La mauvaise gestion de la crise économique, sous-estimée par Lula et sa dauphine, experte en finances, ont aggravé l’animosité sociale. Le décor était planté pour un dénouement pathétique, « l’impeachment » (destitution) de la présidente, qui fragilise la confiance dans les institutions et dans la démocratie. La réprobation de l’opinion publique à l’égard du PT a été confirmée ensuite par la débâcle aux municipales d’octobre, lorsque le parti a perdu ses fiefs de la banlieue industrielle de Sao Paulo, de Bahia ou du Nordeste.
Au Venezuela, face à l’effondrement de l’économie et à la perte de sa majorité électorale, le président Nicolas Maduro choisit la fuite en avant dictatoriale. Il refuse de se soumettre au verdict des urnes lors d’un référendum révocatoire, pourtant prévu par la Constitution. La cohabitation avec l’Assemblée nationale, contrôlée par l’opposition, tourne à l’affrontement institutionnel, alors que les Vénézuéliens subissent les pénuries et l’hyperinflation.
Il n’en demeure pas moins que la baisse des cours des matières premières n’explique pas les défaites électorales de la gauche et du populisme au Brésil, au Venezuela, en Argentine ou encore en Bolivie, où Evo Morales a perdu, en février 2016, le référendum qui devait l’autoriser à briguer une nouvelle réélection.

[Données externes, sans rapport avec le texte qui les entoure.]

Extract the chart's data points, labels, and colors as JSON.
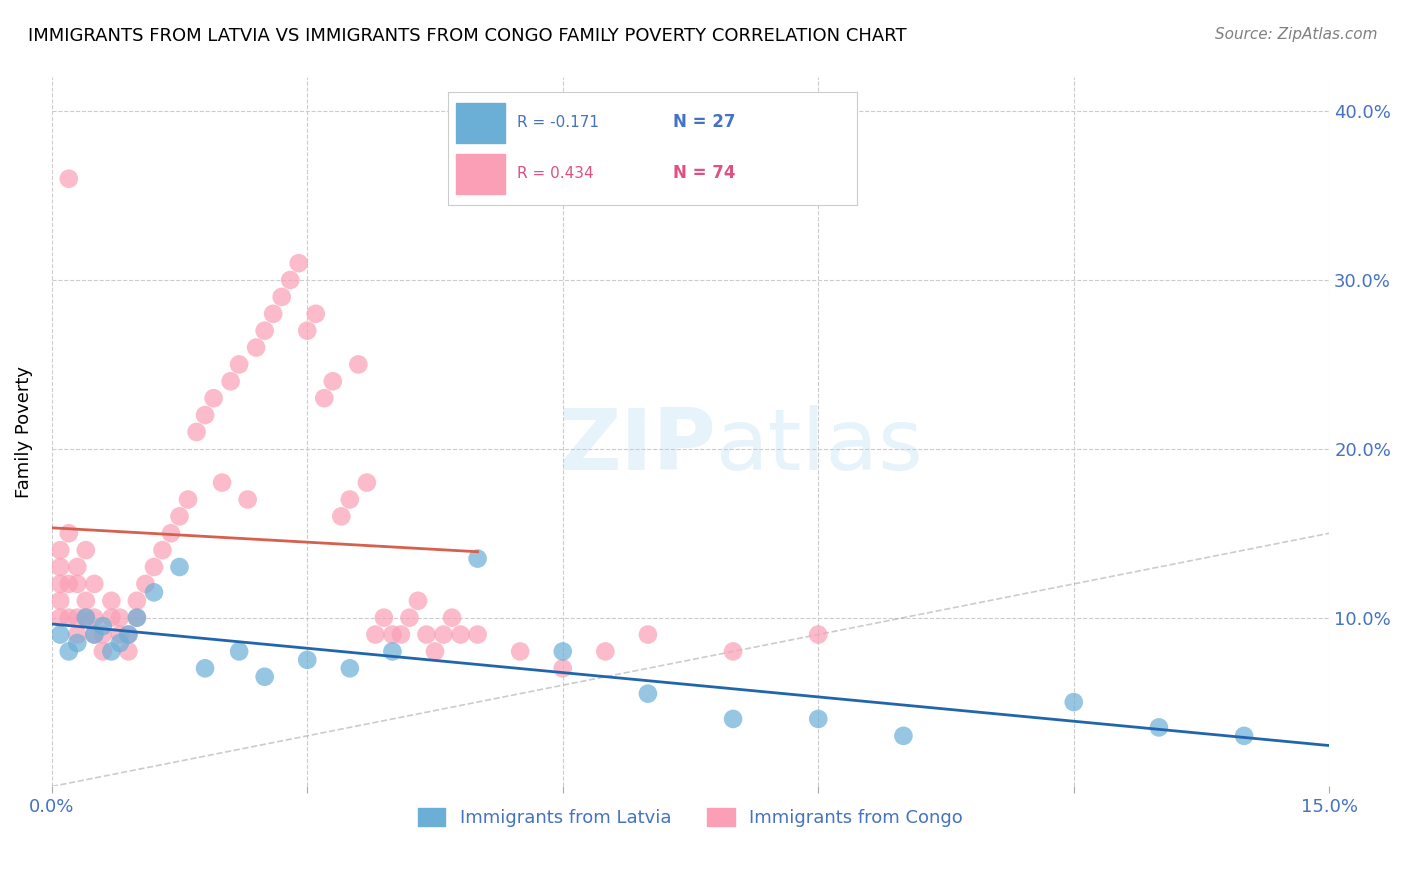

L’explication est à chercher plutôt du côté des politiques appliquées par les équipes au pouvoir, sans oublier l’usure naturelle après un laps de temps qui s’étend de treize ans (Brésil) à dix-sept ans (Venezuela) : dans n’importe quelle nation au monde, l’alternance après une période aussi longue serait vue comme normale, mais en Amérique latine, décidément, la démocratie reste une idée neuve.